Bridging loan interest rates can be much higher than a mortgage, and are calculated and displayed as monthly rates instead of the usual annual percentage rate (APR) that you’ll see on a mortgage.

However, bridging loans are a short-term solution, and you’ll only pay interest on the months you’ve borrowed money for – and you can repay early without any charges (for most loans).

There are many circumstances where bridging loans are an affordable option and a means to an end - for borrowers that need to finance a property purchase quickly, it may be the only option available.

How are bridging loans paid?

If there is a purchase involved, bridging loans are paid from the lender to the lender’s solicitor, then to the client’s solicitor, and then to the seller’s solicitor - so, you as a client will not see the funds in your own account - similar to a mortgage.

If there is no purchase involved (for example, for a bridging loan for home improvements before selling), the funds go from the lender to the lender's solicitor, to the client’s solicitor, and then to the client's bank account. 

In terms of how bridging loans are repaid by you, they are repaid as a lump sum, either at the end of your term or during it. You can choose to either 'service' the interest, so pay the interest back monthly, or roll it up into the value of the loan to also pay this off as a lump sum along with the capital.

What is the minimum deposit for a bridging loan?

In most cases, a bridging loan will require a minimum deposit of 25%. However, the minimum can vary depending on the lender and the specific circumstances of the loan itself.

Generally, bridging loans are secured against a property or other valuable assets, and the deposit required is often expressed as a percentage of the property's value, known as the loan-to-value ratio.

In some cases, 0% deposit bridging loans are an option, but only if you have other property or assets in the background to provide additional security.

Do you pay monthly payments on a bridging loan?

You do not pay monthly instalments towards the capital loan of your bridging loan. Some bridging loans require you to repay the interest accrued each month, but most lenders will actually give you the option to roll this up into the loan value, meaning you repay it with your lump sum at the end and have absolutely no monthly commitments. 

It's worth noting that as soon as you pay off most bridging loans, you stop accruing interest - so, the quicker you pay it off, the less expensive it will be, and there are typically no ERCs (early repayment charges).

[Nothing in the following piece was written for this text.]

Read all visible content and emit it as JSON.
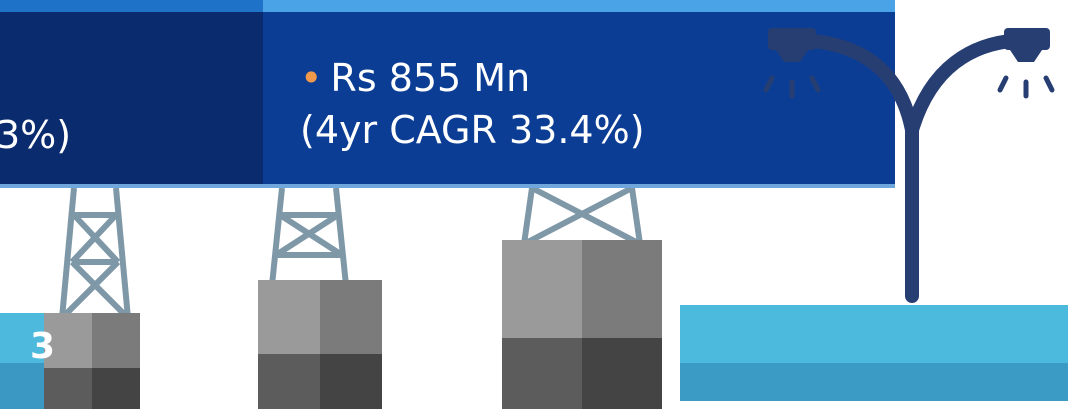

How long does it take for a bridging loan to come through?

Bridging loans can be arranged in as little as 7 working days.

However, it depends on the complexity of the bridge loan and your specific circumstances. It may also be more expensive for you to rush an urgent application through – but not impossible.

Bridging loans are a popular option for borrowers who are under time constraints, such as buying a property at auction or breaking a chain.

What is the criteria for bridging finance?

The key factors lenders tend to consider are:

Security - Bridging finance is usually secured against property or other valuable assets. Lenders will assess the value and marketability of your security.

Exit Strategy - Lenders will want to understand how you plan to repay your bridging loan. In most cases, this is selling your old property, selling the new property (flipping), or refinancing with a long-term mortgage.

Loan-to-Value (LTV) Ratio - Lenders consider the loan amount compared to the value of the property being used as security as a percentage. The LTV ratio can vary, but most lenders will have a maximum of 60-80% LTV.

Remember, the criteria for obtaining bridging finance in the UK can vary depending on the lender and your circumstances.